Отдаленность родства не мешала всем новоявленным дядюшкам и тетушкам проявлять к Мите горячие чувства. Они находили сходство в наружности или характере мальчика с родителями или даже с собой, интересовались его уроками и дневником, наперебой спешили подавать советы, читать нравоучения. Домашняя опека сменилась опекой родственной. Конечно, она была не так строга и взыскательна, но зато еще более скучна и надоедлива.

Наталья Петровна была женщиной добродушной. Она любила Митю и не слишком допекала его наставлениями. Она только заставляла мальчика читать вслух назидательно-религиозные книги да, борясь с рассеянностью и забывчивостью Мити, придумала для него страшное наказание. Всякий раз, когда, например, вернувшись из гимназии, Митя забывал снять мундир, он лишался права писать Раисе. «Средство было радикальное и подействовало. Не желая лишать ни себя удовольствия ‘беседовать с нею, ни лишать ее того удовольствия, которое она, как говорит, испытывает, получая мои письма, я стал внимательнее».

Иногда в доме тетушки собирались гости, и тогда Митя должен был выходить к ним, отвечать на их вопросы, приобщаться, так сказать, к светскому обществу.
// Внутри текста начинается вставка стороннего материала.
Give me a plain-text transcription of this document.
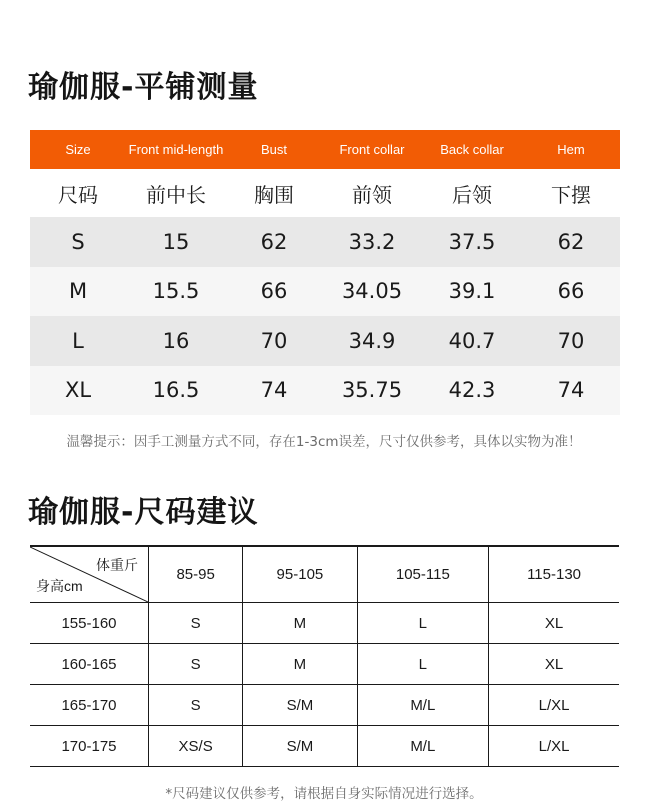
瑜伽服-平铺测量
Size	Front mid-length	Bust	Front collar	Back collar	Hem
尺码	前中长	胸围	前领	后领	下摆
S	15	62	33.2	37.5	62
M	15.5	66	34.05	39.1	66
L	16	70	34.9	40.7	70
XL	16.5	74	35.75	42.3	74
温馨提示：因手工测量方式不同，存在1-3cm误差，尺寸仅供参考，具体以实物为准！
瑜伽服-尺码建议
体重斤
身高cm	85-95	95-105	105-115	115-130
155-160	S	M	L	XL
160-165	S	M	L	XL
165-170	S	S/M	M/L	L/XL
170-175	XS/S	S/M	M/L	L/XL
*尺码建议仅供参考，请根据自身实际情况进行选择。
Но здесь Митя позволял себе показать характер и отстаивать свои права. Однажды при гостях говорили о почерке мальчика, и тетя приказала принести дневник. «Я принес его, и князь, услышав слово «дневник», взял тетрадь с насмешливым и самодовольным видом и приготовился заглянуть в него, но я, быстрый, как мысль (тяжелая, разумеется), вырвал у него находящийся в опасности дневник и, сказав, что я не давал ему права его читать, вышел с большим эффектом». После этого случая Митя старался не появляться при гостях, заявляя: «Мне нечего делать в гостиной».

Семейный круг тетушки не мог дать духовной пищи мальчику. Разговоры, которые слышал Писарев дома, не выходили за пределы узкородственных интересов, злословия и пустой светской болтовни. Бедная событиями жизнь дополнялась однообразными визитами к родственникам и знакомым, хождением по праздникам к обедне в Преображенский собор да поездками в Сергиевский монастырь на страстной неделе (Митя избегал этих поездок — «боялся страшной длинноты всенощной»).

Так продолжалось все. гимназические годы. Но главным в жизни Мити все это время было, конечно, ученье: подготовка в гимназию, потом приготовление уроков, занятия музыкой, не пошедшие, впрочем, впрок.